Голова девочки, не спускавшей глаз с бутылки, была опущена, сбившаяся набок меховая шапочка закрывала лицо.
Тень упала на руки девочки. Заметив, что кто-то стоит и смотрит на нее, девочка повернула голову.
В глазах старика отразилось удивление.
– Оля?! – проговорил он с радостью.
За последние три недели Оля еще больше похудела, но ее огромные глаза смотрели прямо, с выражением глубокого упорства.
«Свечечка», – подумал Викентьев, чувствуя стеснение в груди от жалости и нежности к девочке.
– Матвей Иванович, это вы? – вглядевшись, вскрикнула Оля, и таким слабеньким ему показался олин голос. – Как долго вы не приезжали!
– Меня ранило на Ладожском озере, когда я ехал к вам. Хотел непременно навестить вас и передать кое-что из еды, а пришлось в госпитале лежать. Как выписали – я сразу к вам.
– А у нас няня не вернулась! – Оля заплакала.
– Как не вернулась? Откуда?
– Няня хотела Оське помочь, а то он всюду один ходил, и сама пошла на рынок… Оськи дома не было, когда она ушла, он за щепками ходил. А ня-ня пош… ла… и… не… вернулась… – и Оля снова заплакала.
– И давно это случилось?
– Да уж… дня четыре.
Викентьев обнял Олю и повел по дорожке.
– А Оська и Дима как? От папы есть письма?
– Нет. А Оська и Димка поехали за водой. С двумя ведрами, потому что сегодня тепло.
Пока они шли до дому, раза четыре останавливались и давали дорогу саночкам, на которых стояли ведра, кастрюли, котелки с водой.
– Надо положить кусочек льда в воду, тогда она не будет плескаться, – деловито сказала Оля. – А мальчик не положил и вон все санки облил.
– И всё-то ты знаешь, – улыбнулся Матвей Иванович.
Поднявшись на площадку лестницы, они увидели Оську.

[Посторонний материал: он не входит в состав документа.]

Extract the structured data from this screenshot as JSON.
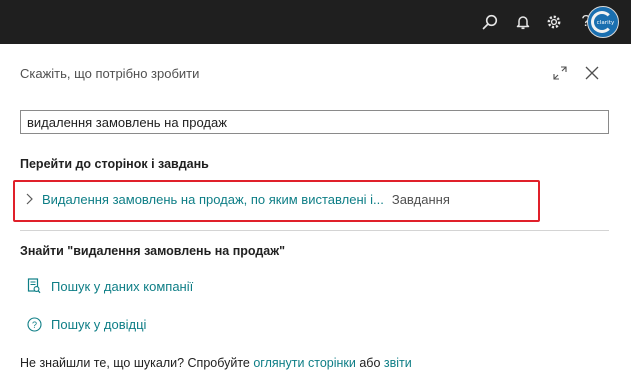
{
  "topbar": {
    "icons": [
      "search-icon",
      "bell-icon",
      "gear-icon",
      "help-icon"
    ],
    "avatar_label": "clarity"
  },
  "tellme": {
    "title": "Скажіть, що потрібно зробити",
    "search_value": "видалення замовлень на продаж"
  },
  "goto_section": {
    "heading": "Перейти до сторінок і завдань",
    "results": [
      {
        "label": "Видалення замовлень на продаж, по яким виставлені і...",
        "category": "Завдання"
      }
    ]
  },
  "find_section": {
    "heading": "Знайти \"видалення замовлень на продаж\"",
    "actions": [
      {
        "label": "Пошук у даних компанії",
        "icon": "database-icon"
      },
      {
        "label": "Пошук у довідці",
        "icon": "help-circle-icon"
      }
    ]
  },
  "footer": {
    "prefix": "Не знайшли те, що шукали? Спробуйте ",
    "link1": "оглянути сторінки",
    "middle": " або ",
    "link2": "звіти"
  },
  "colors": {
    "topbar": "#1f1f1f",
    "accent": "#0e7e86",
    "highlight_border": "#e0202a"
  }
}
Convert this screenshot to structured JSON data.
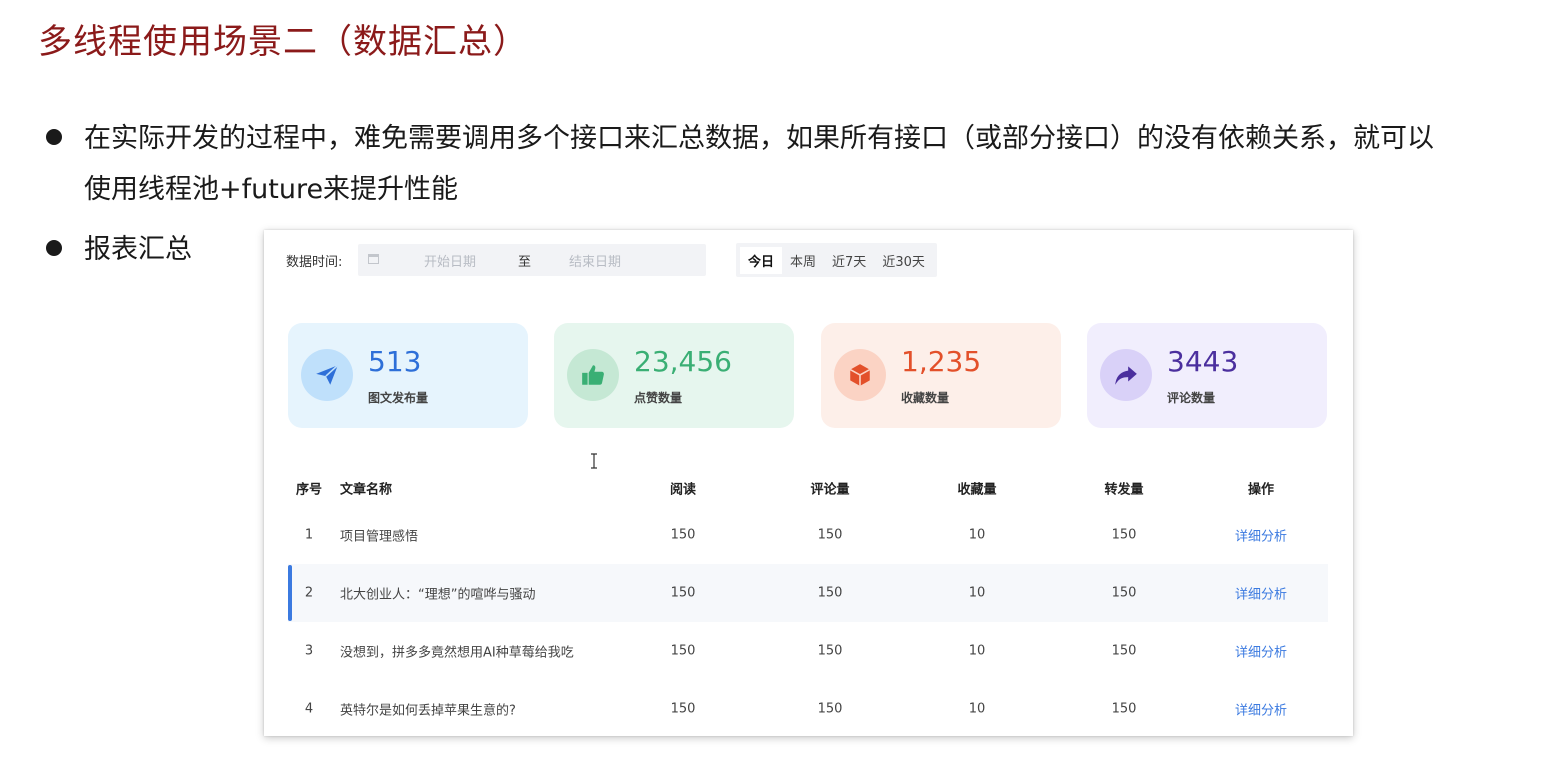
{
  "slide": {
    "title": "多线程使用场景二（数据汇总）",
    "bullets": [
      {
        "line1": "在实际开发的过程中，难免需要调用多个接口来汇总数据，如果所有接口（或部分接口）的没有依赖关系，就可以",
        "line2": "使用线程池+future来提升性能"
      },
      {
        "line1": "报表汇总"
      }
    ]
  },
  "report": {
    "filter": {
      "label": "数据时间:",
      "start_placeholder": "开始日期",
      "separator": "至",
      "end_placeholder": "结束日期",
      "calendar_icon": "calendar-icon"
    },
    "range_tabs": [
      {
        "label": "今日",
        "active": true
      },
      {
        "label": "本周",
        "active": false
      },
      {
        "label": "近7天",
        "active": false
      },
      {
        "label": "近30天",
        "active": false
      }
    ],
    "stats": [
      {
        "value": "513",
        "label": "图文发布量",
        "icon": "paper-plane-icon",
        "color": "#2e6fd8",
        "bg": "#e6f4fd",
        "icon_bg": "#bfe0fb"
      },
      {
        "value": "23,456",
        "label": "点赞数量",
        "icon": "thumbs-up-icon",
        "color": "#3aaf74",
        "bg": "#e6f6ee",
        "icon_bg": "#c5e8d4"
      },
      {
        "value": "1,235",
        "label": "收藏数量",
        "icon": "cube-icon",
        "color": "#e3502a",
        "bg": "#fdefe9",
        "icon_bg": "#fbd3c4"
      },
      {
        "value": "3443",
        "label": "评论数量",
        "icon": "share-arrow-icon",
        "color": "#4b2f9e",
        "bg": "#f1eefd",
        "icon_bg": "#d9d1f8"
      }
    ],
    "table": {
      "headers": {
        "no": "序号",
        "title": "文章名称",
        "read": "阅读",
        "comment": "评论量",
        "collect": "收藏量",
        "share": "转发量",
        "op": "操作"
      },
      "rows": [
        {
          "no": "1",
          "title": "项目管理感悟",
          "read": "150",
          "comment": "150",
          "collect": "10",
          "share": "150",
          "op": "详细分析"
        },
        {
          "no": "2",
          "title": "北大创业人：“理想”的喧哗与骚动",
          "read": "150",
          "comment": "150",
          "collect": "10",
          "share": "150",
          "op": "详细分析"
        },
        {
          "no": "3",
          "title": "没想到，拼多多竟然想用AI种草莓给我吃",
          "read": "150",
          "comment": "150",
          "collect": "10",
          "share": "150",
          "op": "详细分析"
        },
        {
          "no": "4",
          "title": "英特尔是如何丢掉苹果生意的?",
          "read": "150",
          "comment": "150",
          "collect": "10",
          "share": "150",
          "op": "详细分析"
        }
      ]
    }
  }
}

Неимоверно худой темноглазый мальчишка в большой меховой куртке с подвернутыми рукавами стоял на площадке, переводя дух. Он только что втащил на третий этаж два полных ведра. При виде Матвея Ивановича Оська заорал от восторга. Закутанный до бровей Димка стоял тут же, растопырив руки: они у него не сгибались в толстых рукавах шубки. Викентьев подхватил на руки малыша и сам внес его в квартиру.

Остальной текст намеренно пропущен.